La mañana llega con el olor de las olas, el cielo está despejado hasta el horizonte. La brisa fresca se eleva hasta lo alto de este acantilado. El balcón está al borde del quiebre del terreno, es una vertical perfecta que se une a la arena blanca de la playa. La sensación de infinitud es sobrecogedora, hipnótica.

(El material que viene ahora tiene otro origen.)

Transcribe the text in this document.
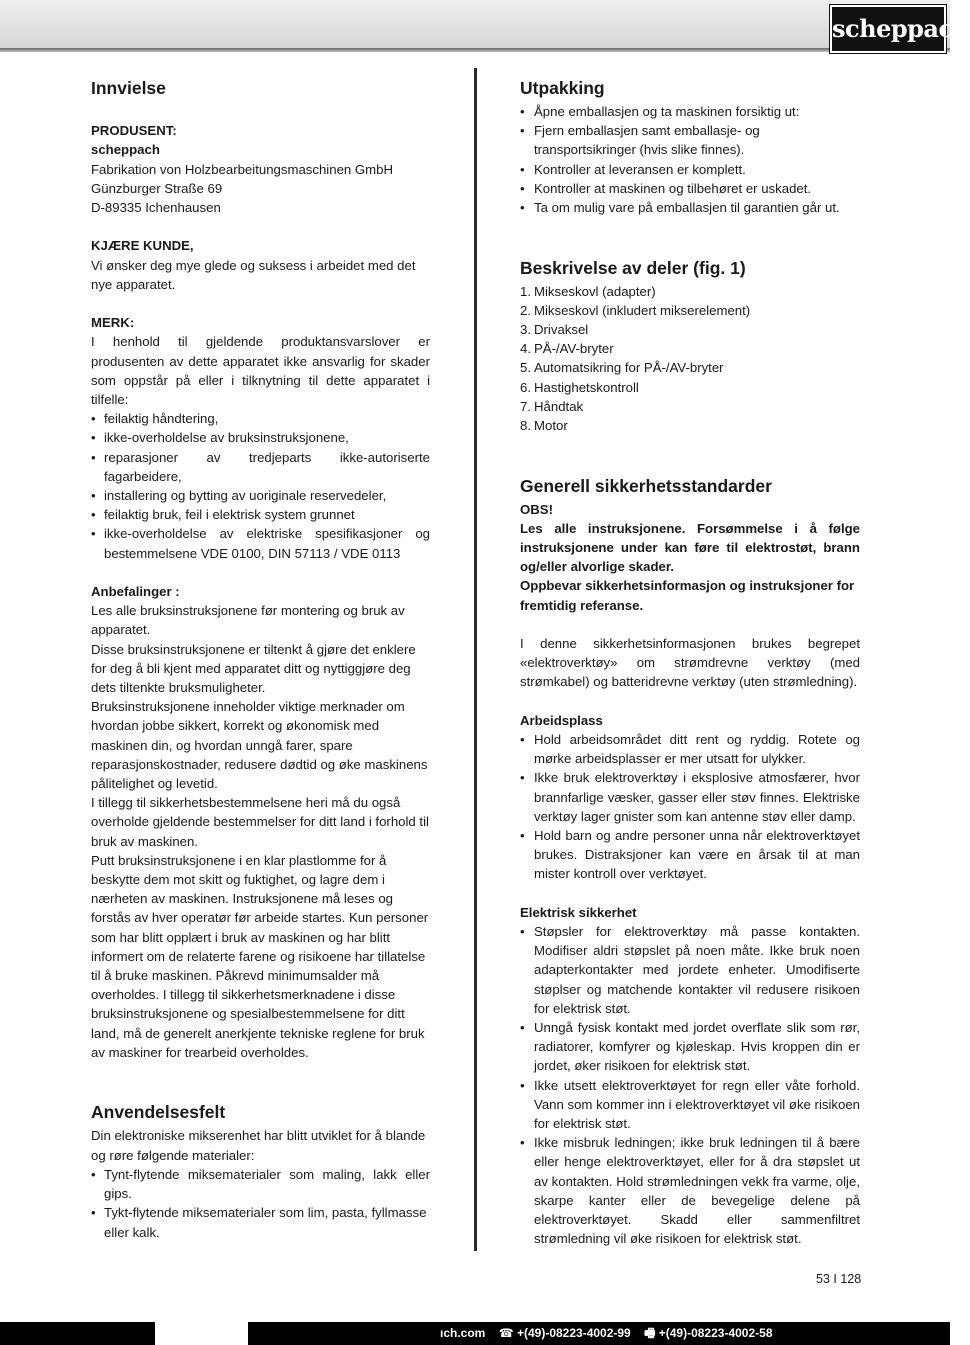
scheppach
Innvielse

PRODUSENT:

scheppach

Fabrikation von Holzbearbeitungsmaschinen GmbH

Günzburger Straße 69

D-89335 Ichenhausen

KJÆRE KUNDE,

Vi ønsker deg mye glede og suksess i arbeidet med det nye apparatet.

MERK:

I henhold til gjeldende produktansvarslover er produsenten av dette apparatet ikke ansvarlig for skader som oppstår på eller i tilknytning til dette apparatet i tilfelle:

• feilaktig håndtering,
• ikke-overholdelse av bruksinstruksjonene,
• reparasjoner av tredjeparts ikke-autoriserte fagarbeidere,
• installering og bytting av uoriginale reservedeler,
• feilaktig bruk, feil i elektrisk system grunnet
• ikke-overholdelse av elektriske spesifikasjoner og bestemmelsene VDE 0100, DIN 57113 / VDE 0113

Anbefalinger :

Les alle bruksinstruksjonene før montering og bruk av apparatet.

Disse bruksinstruksjonene er tiltenkt å gjøre det enklere for deg å bli kjent med apparatet ditt og nyttiggjøre deg dets tiltenkte bruksmuligheter.

Bruksinstruksjonene inneholder viktige merknader om hvordan jobbe sikkert, korrekt og økonomisk med maskinen din, og hvordan unngå farer, spare reparasjonskostnader, redusere dødtid og øke maskinens pålitelighet og levetid.

I tillegg til sikkerhetsbestemmelsene heri må du også overholde gjeldende bestemmelser for ditt land i forhold til bruk av maskinen.

Putt bruksinstruksjonene i en klar plastlomme for å beskytte dem mot skitt og fuktighet, og lagre dem i nærheten av maskinen. Instruksjonene må leses og forstås av hver operatør før arbeide startes. Kun personer som har blitt opplært i bruk av maskinen og har blitt informert om de relaterte farene og risikoene har tillatelse til å bruke maskinen. Påkrevd minimumsalder må overholdes. I tillegg til sikkerhetsmerknadene i disse bruksinstruksjonene og spesialbestemmelsene for ditt land, må de generelt anerkjente tekniske reglene for bruk av maskiner for trearbeid overholdes.

Anvendelsesfelt

Din elektroniske mikserenhet har blitt utviklet for å blande og røre følgende materialer:

• Tynt-flytende miksematerialer som maling, lakk eller gips.
• Tykt-flytende miksematerialer som lim, pasta, fyllmasse eller kalk.
Utpakking
• Åpne emballasjen og ta maskinen forsiktig ut:
• Fjern emballasjen samt emballasje- og transportsikringer (hvis slike finnes).
• Kontroller at leveransen er komplett.
• Kontroller at maskinen og tilbehøret er uskadet.
• Ta om mulig vare på emballasjen til garantien går ut.
Beskrivelse av deler (fig. 1)
1. Mikseskovl (adapter)
2. Mikseskovl (inkludert mikserelement)
3. Drivaksel
4. PÅ-/AV-bryter
5. Automatsikring for PÅ-/AV-bryter
6. Hastighetskontroll
7. Håndtak
8. Motor
Generell sikkerhetsstandarder

OBS!

Les alle instruksjonene. Forsømmelse i å følge instruksjonene under kan føre til elektrostøt, brann og/eller alvorlige skader.

Oppbevar sikkerhetsinformasjon og instruksjoner for fremtidig referanse.

I denne sikkerhetsinformasjonen brukes begrepet «elektroverktøy» om strømdrevne verktøy (med strømkabel) og batteridrevne verktøy (uten strømledning).

Arbeidsplass

• Hold arbeidsområdet ditt rent og ryddig. Rotete og mørke arbeidsplasser er mer utsatt for ulykker.
• Ikke bruk elektroverktøy i eksplosive atmosfærer, hvor brannfarlige væsker, gasser eller støv finnes. Elektriske verktøy lager gnister som kan antenne støv eller damp.
• Hold barn og andre personer unna når elektroverktøyet brukes. Distraksjoner kan være en årsak til at man mister kontroll over verktøyet.

Elektrisk sikkerhet

• Støpsler for elektroverktøy må passe kontakten. Modifiser aldri støpslet på noen måte. Ikke bruk noen adapterkontakter med jordete enheter. Umodifiserte støplser og matchende kontakter vil redusere risikoen for elektrisk støt.
• Unngå fysisk kontakt med jordet overflate slik som rør, radiatorer, komfyrer og kjøleskap. Hvis kroppen din er jordet, øker risikoen for elektrisk støt.
• Ikke utsett elektroverktøyet for regn eller våte forhold. Vann som kommer inn i elektroverktøyet vil øke risikoen for elektrisk støt.
• Ikke misbruk ledningen; ikke bruk ledningen til å bære eller henge elektroverktøyet, eller for å dra støpslet ut av kontakten. Hold strømledningen vekk fra varme, olje, skarpe kanter eller de bevegelige delene på elektroverktøyet. Skadd eller sammenfiltret strømledning vil øke risikoen for elektrisk støt.
53 I 128
ıch.com ☎ +(49)-08223-4002-99 🖷 +(49)-08223-4002-58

Siempre que veo el horizonte distante, vienen a mi los recuerdos de aquellas teorías descabelladas sobre la forma de la Tierra. Teorías de la que está poblada la historia y que nos enseñaban con extraña seriedad en la escuela primaria. Sonrío pensando que ese horizonte, esa línea recta que se curva, es el final de esta inconmensurable batea de agua y, que allí, hay una inmensa cascada por donde cae el agua hacia la nada, mientras dos tortugas que lo sostienen todo, incluso a dos elefantes subidos sobre ellas, hacen muecas porque el agua salada esparcida en miles de gotitas que les nublan la vista, entonces se sacuden y en algún lugar de la tierra se siente el temblor. No hay mejor lugar que estar frente al mar para despertar la imaginación, traer imágenes imposibles y luego despertar con el golpe atronador de las olas que marcan su imponente presencia al romper en su encuentro con la arena y las piedras, más aún en este pedazo de territorio, donde los cerros y el mar se juntan. Camino hacia donde se perciben los aromas de la comida del mar, que fue traída y es hecha por manos laboriosas activas desde alba. El plátano verde es moldeado como una esfera para hacer un delicioso bolón, acompañado con café recién pasado, son el alimento para la mañana. Sentado, veo la partida de los marineros solitarios en sus pequeños botes, introduciendo hombre y nave en el mar, por senderos invisibles para el profano, pero con la habilidad de quienes lo han hecho por generaciones. Así se adentran en las aguas de un mar que llega con mucho viento, olas y espumas.